El reclutamiento de menores y la infiltración en refugios
El Tren de Aragua, conocido por sus actividades delictivas en América Latina, ha logrado expandir sus operaciones hacia Estados Unidos, generando un aumento en los incidentes criminales. Según el jefe de detectives del Departamento de Policía de Nueva York, Joseph Kenny, los menores reclutados no solo participan en robos, sino que se infiltran en refugios de migrantes y asilo para mezclarse con quienes buscan protección en el país. Esto ha complicado aún más la identificación y detención de los miembros de la banda.
La policía ha descubierto que los delincuentes suelen regresar a las comunidades donde residen los migrantes, generando un ciclo de crímenes en áreas de refugio. Esta situación ha alarmado tanto a las autoridades locales como a la comunidad en general, ya que los menores involucrados en estos delitos a menudo no tienen antecedentes penales debido a su juventud, lo que hace que su persecución sea aún más desafiante.
La presencia de “Los Diablos de la 42”
Uno de los subgrupos del Tren de Aragua en EE. UU., denominado «Los Diablos de la 42», ha cobrado especial relevancia. Este grupo está compuesto por niños de edades muy jóvenes, algunos de los cuales no superan los 11 años. Según los informes de la policía, estos menores han sido responsables de robos en tiendas, sustracción de relojes, teléfonos móviles y joyas, usando armas como pistolas y cuchillos para intimidar a sus víctimas. A lo largo de este año, se han reportado más de 800 incidentes relacionados con este tipo de delitos.

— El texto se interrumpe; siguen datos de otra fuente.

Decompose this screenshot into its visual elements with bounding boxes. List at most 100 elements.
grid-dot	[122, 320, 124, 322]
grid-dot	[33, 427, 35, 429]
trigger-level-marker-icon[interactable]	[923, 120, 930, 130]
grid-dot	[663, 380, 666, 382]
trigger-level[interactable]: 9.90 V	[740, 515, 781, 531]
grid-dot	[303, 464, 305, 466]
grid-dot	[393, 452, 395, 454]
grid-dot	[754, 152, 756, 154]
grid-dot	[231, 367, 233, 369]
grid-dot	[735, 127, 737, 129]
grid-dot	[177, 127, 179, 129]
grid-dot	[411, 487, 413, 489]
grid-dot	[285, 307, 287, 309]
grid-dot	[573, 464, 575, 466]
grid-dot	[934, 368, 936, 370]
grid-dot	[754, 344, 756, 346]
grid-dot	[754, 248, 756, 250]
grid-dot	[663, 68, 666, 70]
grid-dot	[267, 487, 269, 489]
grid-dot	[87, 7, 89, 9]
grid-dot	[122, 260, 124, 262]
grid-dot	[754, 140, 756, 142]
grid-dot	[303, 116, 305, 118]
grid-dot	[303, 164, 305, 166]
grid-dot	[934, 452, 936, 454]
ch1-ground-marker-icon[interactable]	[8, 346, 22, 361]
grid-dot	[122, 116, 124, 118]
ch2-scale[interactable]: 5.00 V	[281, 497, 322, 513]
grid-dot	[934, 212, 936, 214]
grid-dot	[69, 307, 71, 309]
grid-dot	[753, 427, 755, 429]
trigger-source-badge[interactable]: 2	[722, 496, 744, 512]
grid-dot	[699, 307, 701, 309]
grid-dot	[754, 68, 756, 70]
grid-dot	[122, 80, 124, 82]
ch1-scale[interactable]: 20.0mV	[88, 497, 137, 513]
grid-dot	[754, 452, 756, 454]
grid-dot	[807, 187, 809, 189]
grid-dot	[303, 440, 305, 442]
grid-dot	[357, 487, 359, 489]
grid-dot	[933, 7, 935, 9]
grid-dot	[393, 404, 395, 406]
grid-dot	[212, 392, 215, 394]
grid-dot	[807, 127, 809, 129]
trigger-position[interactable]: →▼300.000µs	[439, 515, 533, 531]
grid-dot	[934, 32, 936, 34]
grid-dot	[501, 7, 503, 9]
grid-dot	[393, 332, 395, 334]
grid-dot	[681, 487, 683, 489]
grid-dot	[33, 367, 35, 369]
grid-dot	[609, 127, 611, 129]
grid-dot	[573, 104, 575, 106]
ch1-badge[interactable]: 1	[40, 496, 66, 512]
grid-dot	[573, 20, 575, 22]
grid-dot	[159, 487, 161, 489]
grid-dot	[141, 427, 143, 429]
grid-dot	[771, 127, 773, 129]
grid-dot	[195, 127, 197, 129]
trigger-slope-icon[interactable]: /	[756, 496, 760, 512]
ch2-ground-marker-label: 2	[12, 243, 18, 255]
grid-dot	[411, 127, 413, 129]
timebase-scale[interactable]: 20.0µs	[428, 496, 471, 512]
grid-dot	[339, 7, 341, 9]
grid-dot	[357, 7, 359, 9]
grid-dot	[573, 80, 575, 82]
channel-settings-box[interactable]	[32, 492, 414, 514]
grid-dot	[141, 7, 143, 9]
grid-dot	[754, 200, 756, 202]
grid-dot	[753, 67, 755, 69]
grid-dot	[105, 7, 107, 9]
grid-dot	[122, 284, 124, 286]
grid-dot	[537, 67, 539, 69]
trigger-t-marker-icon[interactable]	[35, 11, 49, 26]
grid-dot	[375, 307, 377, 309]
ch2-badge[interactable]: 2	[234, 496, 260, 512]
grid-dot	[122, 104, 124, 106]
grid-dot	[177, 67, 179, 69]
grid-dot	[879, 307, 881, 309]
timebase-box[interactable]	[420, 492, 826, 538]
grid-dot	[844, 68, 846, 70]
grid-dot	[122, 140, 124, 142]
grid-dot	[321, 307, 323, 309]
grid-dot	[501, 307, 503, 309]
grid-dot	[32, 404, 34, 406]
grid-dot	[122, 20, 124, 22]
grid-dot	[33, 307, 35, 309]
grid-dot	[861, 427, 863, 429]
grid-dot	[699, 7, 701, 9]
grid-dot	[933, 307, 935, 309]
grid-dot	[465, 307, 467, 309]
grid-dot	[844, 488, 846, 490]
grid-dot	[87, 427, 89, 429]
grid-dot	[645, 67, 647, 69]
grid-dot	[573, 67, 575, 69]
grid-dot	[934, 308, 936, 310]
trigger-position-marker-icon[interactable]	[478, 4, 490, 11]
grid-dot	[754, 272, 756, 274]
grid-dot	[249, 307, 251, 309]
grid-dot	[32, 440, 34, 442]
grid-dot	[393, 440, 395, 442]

A pesar de su corta edad, la banda ha generado un gran impacto en la seguridad pública. Joseph Kenny detalló que, al momento de arrestar a los miembros de «Los Diablos de la 42», estos no tienen antecedentes criminales debido a la falta de registros en el sistema, lo que les permite seguir cometiendo crímenes sin un historial claro. La policía ha identificado al menos a 39 miembros de la organización, con otros cuatro involucrados específicamente en este subgrupo juvenil, lo que resalta la creciente infiltración de menores en el crimen organizado.
Impacto en la seguridad pública y los esfuerzos de las autoridades
El caso de «Los Diablos de la 42» subraya la vulnerabilidad de los menores migrantes que, al llegar a Estados Unidos en busca de asilo, pueden ser reclutados por organizaciones criminales. Las autoridades están trabajando para frenar el reclutamiento y las actividades delictivas de estos grupos, aunque se enfrentan a dificultades debido a la falta de registros penales de los menores involucrados.
En octubre, el portal New York Post reveló que miembros de «Los Diablos de la 42» fueron responsables de al menos 50 incidentes en lugares turísticos de Nueva York, lo que ha puesto en alerta a las autoridades y a la ciudadanía. Estos robos afectan tanto a locales comerciales como a turistas, lo que agrava la preocupación sobre la seguridad en áreas de alta afluencia.
Además de los esfuerzos para desmantelar estas bandas, las autoridades estadounidenses se enfrentan a la difícil tarea de proteger a los menores migrantes de ser reclutados por organizaciones criminales, mientras se busca asegurar el orden y la justicia en los centros de refugiados.
Reacciones y desafíos para el futuro
El crecimiento de bandas como «Los Diablos de la 42» es una señal alarmante del alcance del Tren de Aragua en Estados Unidos. Los esfuerzos para combatir el crimen organizado y proteger a los migrantes deben intensificarse, y se espera que tanto las autoridades locales como los organismos internacionales redoblen sus esfuerzos para abordar esta crisis.